Na ilha, encontraram uma ótima vegetação e altitude para a criação do gado leiteiro, que tem um papel fundamental na produção do queijo. Qualquer semelhança com a geografia serrana mineira não é mera coincidência para o resultado do queijo.
Como a maioria dos produtos gastronômicos, a matéria-prima —neste caso, o leite cru, sem aditivos, das vacas— tem um papel fundamental para o resultado final: um queijo curado, com leve picância, feito de leite, soro e empenho de quem o fabrica, já que o processo inclui viradas estratégicas para que a cura seja uniforme.

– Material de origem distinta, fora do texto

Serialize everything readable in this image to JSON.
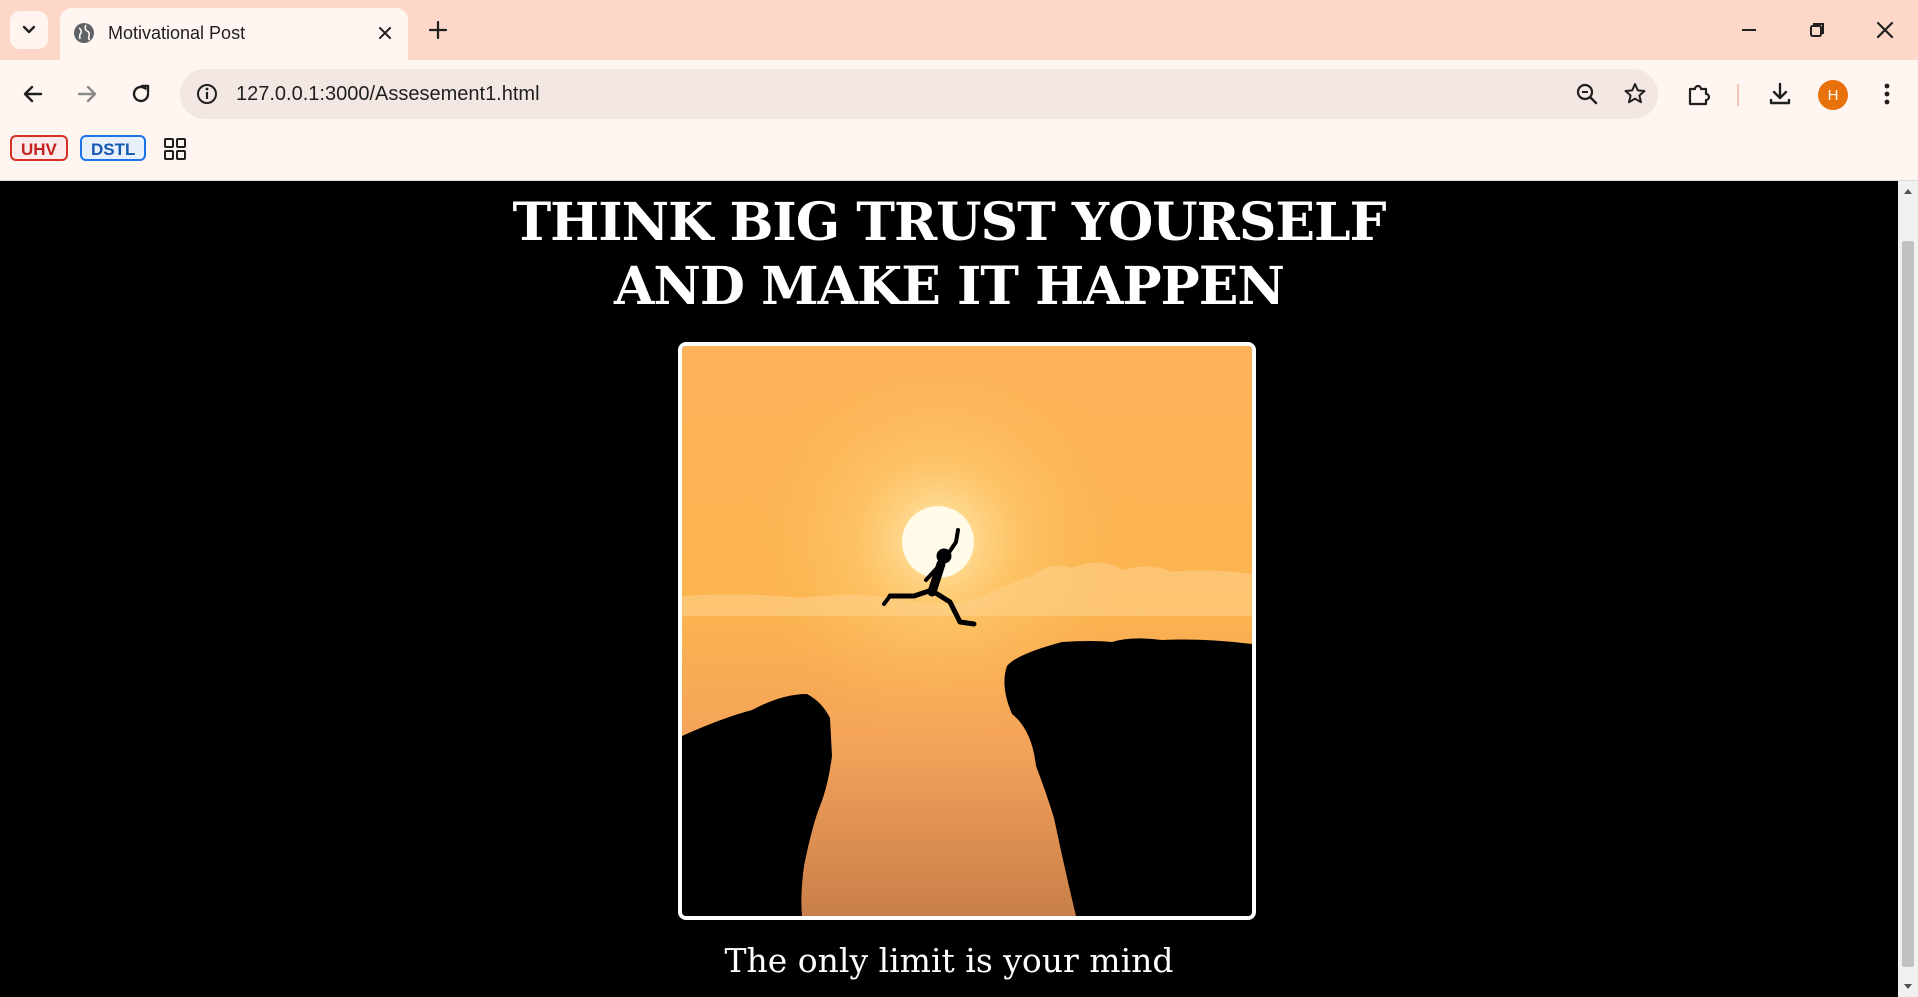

Ora, ora. Não é tal e qual o nosso amado queijo da Canastra? A pequena diferença está no uso do sal. No método de produção Made in Brazil, o sal (grosso, no caso) envolve a massa do queijo. No caso do São Jorge, o sal é incorporado à massa. Mas, alto lá! Na minha conversa com António, ele revelou que sua mãe usava esse método super mineiro. “Fazia parte da produção mais caseira.”
Se no método de produção São Jorge e Canastra têm um diálogo estreito, o tempo de cura difere e, é claro, interfere diretamente no sabor e na consistência dos queijos. No Brasil, a cura mínima é de apenas doze dias, enquanto o São Jorge precisa de pelo menos quatro meses para ser comercializado, de acordo com o caderno de normas.
“Temos versões de sete, doze, 24 e quarenta meses de cura, que é o queijo São Jorge mais diferenciado, com pequenos cristais que dão ao produto um sabor especial”, explica António.
De acordo com a Associação de Produtores de Queijo da Serra da Canastra, no lado de lá do oceano, alguns produtores já experimentam produzir queijo da Canastra extra maturado, com mais de um ano de cura e o resultado foi especial.
Ainda na comparação, em termos de quantidade, devido à extensão da área de produção, o Brasil leva a melhor, já que são oitocentos produtores e uma soma de 3 mil toneladas ao ano. Já o queijo São Jorge chega a 2,1 toneladas ao ano. “Temos duzentos produtores de leite e três fábricas na ilha, que concentram a produção”, diz António. Dessa quantidade, só 35% recebem o selo de DOP, que exige a produção do queijo com o leite cru, sem interferências. “Alguns mercados, como o dos Estados Unidos, exigem que o queijo seja feito com leite pasteurizado, o que foge ao caderno de normas”.
Aliás, aqui há um ponto importante. Tanto o Canastra, quanto o São Jorge em sua forma original, encontram barreiras alfandegárias, resultado do controle de produtos de origem animal nas fronteiras. Muito em função disso, o queijo São Jorge ainda não chega ao Brasil, apesar de ser exportado para os cinco continentes e mais de quarenta países, majoritariamente em sua versão modificada, com leite pasteurizado.
De acordo com o diretor-executivo da associação dos produtores de queijo lá no Brasil, Higor Freitas, houve uma tentativa de produção do queijo Canastra com leite pasteurizado, mas ficou muito diferente do produto original. “Por ora, ainda não tivemos evolução na exportação de lácteos de leite cru do Brasil. Mas seguimos no processo”, disse.
Ou seja, por enquanto, para saborear o queijo da Canastra, só mesmo em território brasileiro. Mas, aqui entre nós, vale muito a viagem. Como opção, para quem está em Portugal, fica o convite para provar o queijo São Jorge.